Seçim kampanyasının ilk günlerinde öne çıkarılan İyi Parti ve Saadet gündemden düşürüldü, “Chp kazanıyor” hayali pompalandı.
Akp seçmeni bu abartılı pompalamayla iyice kenetlendi, safları daha da sıklaştırdı.
*
Netice?
Muharrem İnce, ekmek için ekmeleddin’den bile sekiz puan daha az oy aldı.

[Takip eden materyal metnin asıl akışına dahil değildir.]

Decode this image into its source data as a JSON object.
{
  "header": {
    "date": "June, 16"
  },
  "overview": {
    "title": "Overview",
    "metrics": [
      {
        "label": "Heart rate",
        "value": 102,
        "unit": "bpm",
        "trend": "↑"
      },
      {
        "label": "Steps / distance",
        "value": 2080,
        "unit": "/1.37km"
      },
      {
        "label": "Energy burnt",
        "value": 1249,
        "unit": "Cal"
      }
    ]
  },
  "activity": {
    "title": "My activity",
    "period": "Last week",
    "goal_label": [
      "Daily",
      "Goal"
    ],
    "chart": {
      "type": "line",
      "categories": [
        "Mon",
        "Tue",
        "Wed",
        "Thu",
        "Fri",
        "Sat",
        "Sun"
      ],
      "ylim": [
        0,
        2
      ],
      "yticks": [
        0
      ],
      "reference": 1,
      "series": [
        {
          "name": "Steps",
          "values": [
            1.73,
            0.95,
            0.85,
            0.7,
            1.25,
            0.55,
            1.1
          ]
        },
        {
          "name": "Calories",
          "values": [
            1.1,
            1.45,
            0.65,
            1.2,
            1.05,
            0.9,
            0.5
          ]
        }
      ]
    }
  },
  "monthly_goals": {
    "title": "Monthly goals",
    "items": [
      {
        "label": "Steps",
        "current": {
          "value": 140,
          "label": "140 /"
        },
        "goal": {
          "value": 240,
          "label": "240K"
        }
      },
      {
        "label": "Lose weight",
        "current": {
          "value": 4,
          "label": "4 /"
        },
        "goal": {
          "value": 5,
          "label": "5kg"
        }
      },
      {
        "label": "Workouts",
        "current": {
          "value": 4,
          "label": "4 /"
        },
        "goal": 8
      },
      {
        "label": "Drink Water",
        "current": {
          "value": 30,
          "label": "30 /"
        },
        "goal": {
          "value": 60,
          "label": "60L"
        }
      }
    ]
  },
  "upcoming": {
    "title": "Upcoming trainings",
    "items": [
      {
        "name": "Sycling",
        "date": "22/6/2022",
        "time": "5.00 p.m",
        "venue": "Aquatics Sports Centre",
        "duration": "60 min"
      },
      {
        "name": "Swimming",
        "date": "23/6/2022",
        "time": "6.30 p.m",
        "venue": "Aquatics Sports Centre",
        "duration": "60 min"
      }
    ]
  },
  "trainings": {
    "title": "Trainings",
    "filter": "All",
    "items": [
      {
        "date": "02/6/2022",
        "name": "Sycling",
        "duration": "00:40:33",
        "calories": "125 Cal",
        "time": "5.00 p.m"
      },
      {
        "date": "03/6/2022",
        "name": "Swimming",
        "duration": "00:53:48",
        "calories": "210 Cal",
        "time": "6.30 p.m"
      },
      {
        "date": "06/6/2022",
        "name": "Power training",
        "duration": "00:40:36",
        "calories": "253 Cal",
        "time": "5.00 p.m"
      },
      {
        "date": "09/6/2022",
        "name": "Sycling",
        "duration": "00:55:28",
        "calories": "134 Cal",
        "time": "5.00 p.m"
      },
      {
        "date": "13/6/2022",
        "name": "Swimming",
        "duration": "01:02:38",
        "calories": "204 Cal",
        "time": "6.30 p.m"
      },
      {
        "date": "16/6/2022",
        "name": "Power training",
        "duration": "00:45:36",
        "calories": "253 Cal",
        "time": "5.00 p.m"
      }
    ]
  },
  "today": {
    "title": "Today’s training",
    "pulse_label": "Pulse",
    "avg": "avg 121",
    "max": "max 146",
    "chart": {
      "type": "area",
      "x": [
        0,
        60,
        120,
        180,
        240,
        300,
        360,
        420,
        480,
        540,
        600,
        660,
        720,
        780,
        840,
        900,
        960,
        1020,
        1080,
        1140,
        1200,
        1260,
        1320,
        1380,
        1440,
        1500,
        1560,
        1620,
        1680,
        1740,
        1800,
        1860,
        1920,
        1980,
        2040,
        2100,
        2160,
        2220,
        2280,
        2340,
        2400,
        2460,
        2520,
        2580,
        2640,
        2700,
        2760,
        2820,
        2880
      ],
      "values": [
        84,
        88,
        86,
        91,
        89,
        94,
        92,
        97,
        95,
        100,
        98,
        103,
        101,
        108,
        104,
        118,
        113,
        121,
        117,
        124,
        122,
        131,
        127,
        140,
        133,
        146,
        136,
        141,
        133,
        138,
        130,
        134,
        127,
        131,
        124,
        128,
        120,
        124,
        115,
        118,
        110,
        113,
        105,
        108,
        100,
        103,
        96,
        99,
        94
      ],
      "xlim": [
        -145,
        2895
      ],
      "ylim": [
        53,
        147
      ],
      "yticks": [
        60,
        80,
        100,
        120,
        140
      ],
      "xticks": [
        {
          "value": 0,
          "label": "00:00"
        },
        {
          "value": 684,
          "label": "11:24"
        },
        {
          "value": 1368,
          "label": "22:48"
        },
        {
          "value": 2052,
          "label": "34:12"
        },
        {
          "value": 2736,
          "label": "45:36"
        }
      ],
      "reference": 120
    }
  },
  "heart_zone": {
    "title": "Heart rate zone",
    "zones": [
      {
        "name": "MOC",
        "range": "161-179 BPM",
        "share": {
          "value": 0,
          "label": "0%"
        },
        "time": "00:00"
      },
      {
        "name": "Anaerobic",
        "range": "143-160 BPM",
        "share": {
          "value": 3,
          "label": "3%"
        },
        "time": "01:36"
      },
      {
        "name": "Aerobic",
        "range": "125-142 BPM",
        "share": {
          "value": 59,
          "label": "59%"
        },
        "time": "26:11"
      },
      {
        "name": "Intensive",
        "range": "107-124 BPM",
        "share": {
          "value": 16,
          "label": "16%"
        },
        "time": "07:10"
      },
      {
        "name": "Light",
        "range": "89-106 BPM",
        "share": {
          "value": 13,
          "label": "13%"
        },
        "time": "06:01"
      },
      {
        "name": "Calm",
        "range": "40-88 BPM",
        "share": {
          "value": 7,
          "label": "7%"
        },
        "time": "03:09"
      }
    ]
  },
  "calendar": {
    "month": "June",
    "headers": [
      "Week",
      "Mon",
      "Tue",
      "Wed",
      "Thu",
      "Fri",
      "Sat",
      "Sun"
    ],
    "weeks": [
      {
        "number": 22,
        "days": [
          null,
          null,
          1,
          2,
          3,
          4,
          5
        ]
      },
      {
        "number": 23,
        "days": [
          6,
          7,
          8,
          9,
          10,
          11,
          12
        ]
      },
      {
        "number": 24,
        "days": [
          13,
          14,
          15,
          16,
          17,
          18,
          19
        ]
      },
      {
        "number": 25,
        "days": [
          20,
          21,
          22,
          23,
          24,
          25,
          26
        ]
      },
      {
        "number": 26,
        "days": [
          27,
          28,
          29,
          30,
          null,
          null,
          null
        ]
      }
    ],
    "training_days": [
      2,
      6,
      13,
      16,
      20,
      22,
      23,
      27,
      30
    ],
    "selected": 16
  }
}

Türkiye’nin rejimi değişti.
*
Guguk kuşuna gelince…
Devrimleri koruyamadı.
Cumhuriyet’i koruyamadı.
Tbmm’yi koruyamadı.
Koltuğunu korudu!
*
Umut Oran yok, Profesör Süheyl Batum yok, Hüsnü Bozkurt yok, Haluk Pekşen yok, Musa Çam yok, Gülsün Bilgehan yok, Profesör Metin Feyzioğlu’yla Profesör Ümit Kocasakal kapıdan içeri sokulmuyor.
Sezgin Tanrıkulu mecliste, Mehmet Bekaroğlu mecliste, Bülent Kuşoğlu mecliste, Tekin Bingöl mecliste.
*
Testi kırılmadan önce duymak istemediğiniz gerçekler buydu.
*
Muharrem İnce tarafından miting meydanlarında yuhalatılan ahlaksız gazeteci (!) olarak size yalan söylemek isterdim ama…
“Birbirimize daima gerçeği söyleyeceğiz, felaket veya mutluluk getirsin, iyi veya kötü olsun, daima gerçekten ayrılmayacağız” diyor Mustafa Kemal.
*
Gerekirse kariyerimizi, gerekirse kendimizi yakarız…
Daima Mustafa Kemal’in askeriyiz.
*
Kazananı tebrik ederiz ama, asla biat etmeyiz… Bunca felaketten sonra hâlâ maval okumak isteyen varsa, başka kapıya.